One Nation Under Surveillance: FDA Spies On Its Own Scientists

Mordor - Total Information Awareness
From the NYT, we learn that the Food and Drug Administration (FDA) engaged in a "wide-ranging surveillance operation... against a group of its own scientists", using "an enemies list of sorts as it secretly captured thousands of e-mails" to everyone from Congress to journalists and the president:
...

The agency, using so-called spy software designed to help employers monitor workers, captured screen images from the government laptops of the five scientists as they were being used at work or at home. The software tracked their keystrokes, intercepted their personal e-mails, copied the documents on their personal thumb drives and even followed their messages line by line as they were being drafted, the documents show.

The extraordinary surveillance effort grew out of a bitter dispute lasting years between the scientists and their bosses at the F.D.A. over the scientists’ claims that faulty review procedures at the agency had led to the approval of medical imaging devices for mammograms and colonoscopies that exposed patients to dangerous levels of radiation.

A confidential government review in May by the Office of Special Counsel, which deals with the grievances of government workers, found that the scientists’ medical claims were valid enough to warrant a full investigation into what it termed “a substantial and specific danger to public safety.”

...
It seems very likely that the FDA's actions were worthy of reporting.

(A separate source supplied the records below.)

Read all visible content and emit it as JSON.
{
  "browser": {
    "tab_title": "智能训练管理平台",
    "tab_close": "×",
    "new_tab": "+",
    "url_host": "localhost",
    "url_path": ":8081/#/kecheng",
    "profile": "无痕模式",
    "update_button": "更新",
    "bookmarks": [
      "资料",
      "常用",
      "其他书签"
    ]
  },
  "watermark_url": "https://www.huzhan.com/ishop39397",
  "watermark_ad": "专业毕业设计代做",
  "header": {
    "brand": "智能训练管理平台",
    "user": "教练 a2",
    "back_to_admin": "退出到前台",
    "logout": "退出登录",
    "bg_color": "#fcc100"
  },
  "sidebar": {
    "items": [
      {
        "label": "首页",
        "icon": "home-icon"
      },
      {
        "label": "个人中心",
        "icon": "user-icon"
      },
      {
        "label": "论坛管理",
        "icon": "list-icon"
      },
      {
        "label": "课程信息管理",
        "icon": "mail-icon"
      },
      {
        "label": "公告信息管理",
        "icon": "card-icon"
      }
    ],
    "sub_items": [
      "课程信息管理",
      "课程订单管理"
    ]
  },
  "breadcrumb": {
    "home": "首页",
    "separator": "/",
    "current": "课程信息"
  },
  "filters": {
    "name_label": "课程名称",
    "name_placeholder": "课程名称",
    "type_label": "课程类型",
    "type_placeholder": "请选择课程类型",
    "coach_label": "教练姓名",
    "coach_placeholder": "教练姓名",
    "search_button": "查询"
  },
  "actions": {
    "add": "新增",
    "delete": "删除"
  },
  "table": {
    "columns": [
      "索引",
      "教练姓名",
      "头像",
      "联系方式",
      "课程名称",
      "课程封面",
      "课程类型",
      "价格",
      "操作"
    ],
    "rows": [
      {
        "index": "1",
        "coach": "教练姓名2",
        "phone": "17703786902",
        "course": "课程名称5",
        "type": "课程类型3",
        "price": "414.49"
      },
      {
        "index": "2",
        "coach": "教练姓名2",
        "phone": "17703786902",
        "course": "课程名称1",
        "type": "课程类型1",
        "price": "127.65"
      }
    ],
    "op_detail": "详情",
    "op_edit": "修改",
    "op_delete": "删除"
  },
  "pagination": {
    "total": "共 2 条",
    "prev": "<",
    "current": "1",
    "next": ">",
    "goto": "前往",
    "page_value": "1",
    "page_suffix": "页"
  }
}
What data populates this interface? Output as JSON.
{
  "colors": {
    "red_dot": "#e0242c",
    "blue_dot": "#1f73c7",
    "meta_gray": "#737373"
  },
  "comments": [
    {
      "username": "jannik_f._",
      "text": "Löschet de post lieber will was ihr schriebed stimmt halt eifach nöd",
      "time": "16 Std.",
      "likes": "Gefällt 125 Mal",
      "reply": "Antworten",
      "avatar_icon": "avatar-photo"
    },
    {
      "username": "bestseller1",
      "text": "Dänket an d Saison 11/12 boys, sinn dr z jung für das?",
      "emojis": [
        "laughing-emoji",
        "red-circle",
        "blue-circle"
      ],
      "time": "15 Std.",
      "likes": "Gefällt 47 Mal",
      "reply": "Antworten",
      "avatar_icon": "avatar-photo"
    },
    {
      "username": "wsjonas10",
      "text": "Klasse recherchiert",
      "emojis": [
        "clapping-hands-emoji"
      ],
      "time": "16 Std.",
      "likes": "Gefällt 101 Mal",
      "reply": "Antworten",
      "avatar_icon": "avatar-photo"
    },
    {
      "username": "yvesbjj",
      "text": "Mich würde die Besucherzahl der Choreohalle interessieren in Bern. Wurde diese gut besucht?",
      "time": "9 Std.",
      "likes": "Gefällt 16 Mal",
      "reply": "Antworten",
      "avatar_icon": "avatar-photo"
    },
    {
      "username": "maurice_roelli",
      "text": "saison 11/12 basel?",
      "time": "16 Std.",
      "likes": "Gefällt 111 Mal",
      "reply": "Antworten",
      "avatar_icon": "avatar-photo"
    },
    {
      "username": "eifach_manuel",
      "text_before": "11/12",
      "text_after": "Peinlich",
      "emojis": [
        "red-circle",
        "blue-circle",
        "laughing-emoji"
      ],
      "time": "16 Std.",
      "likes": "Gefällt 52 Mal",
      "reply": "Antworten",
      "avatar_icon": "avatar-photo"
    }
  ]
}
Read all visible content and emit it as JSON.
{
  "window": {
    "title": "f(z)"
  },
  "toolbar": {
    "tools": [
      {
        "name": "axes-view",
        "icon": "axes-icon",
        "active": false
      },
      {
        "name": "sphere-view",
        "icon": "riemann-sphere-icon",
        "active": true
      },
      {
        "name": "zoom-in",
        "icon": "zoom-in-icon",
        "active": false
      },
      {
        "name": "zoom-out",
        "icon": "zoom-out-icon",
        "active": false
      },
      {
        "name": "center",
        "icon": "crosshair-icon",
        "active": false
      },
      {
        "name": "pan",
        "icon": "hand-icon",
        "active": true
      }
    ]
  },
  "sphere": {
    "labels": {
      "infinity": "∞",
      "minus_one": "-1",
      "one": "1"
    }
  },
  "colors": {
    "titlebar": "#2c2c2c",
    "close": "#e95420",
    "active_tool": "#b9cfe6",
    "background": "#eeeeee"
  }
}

But nothing could so effectively reinforce the mostly false image of scientists as brilliant in their field of study but naive about political matters as those scientists' allowing their external communications to be spied upon.

A few simple rules of thumb would probably have allowed the scientists to continue undetected and unimpeded: use your own personal equipment to send the emails, not something your employer's IT department supplied to you; don't use your employer's network to transmit the emails; obtain and use your own personal privacy keys to encrypt the email; don't make copies of files onto removable media. Yes, all of that makes whistle-blowing considerably more inconvenient, but if you're going to do it at all, you may want to exercise at least that much common sense and good judgment.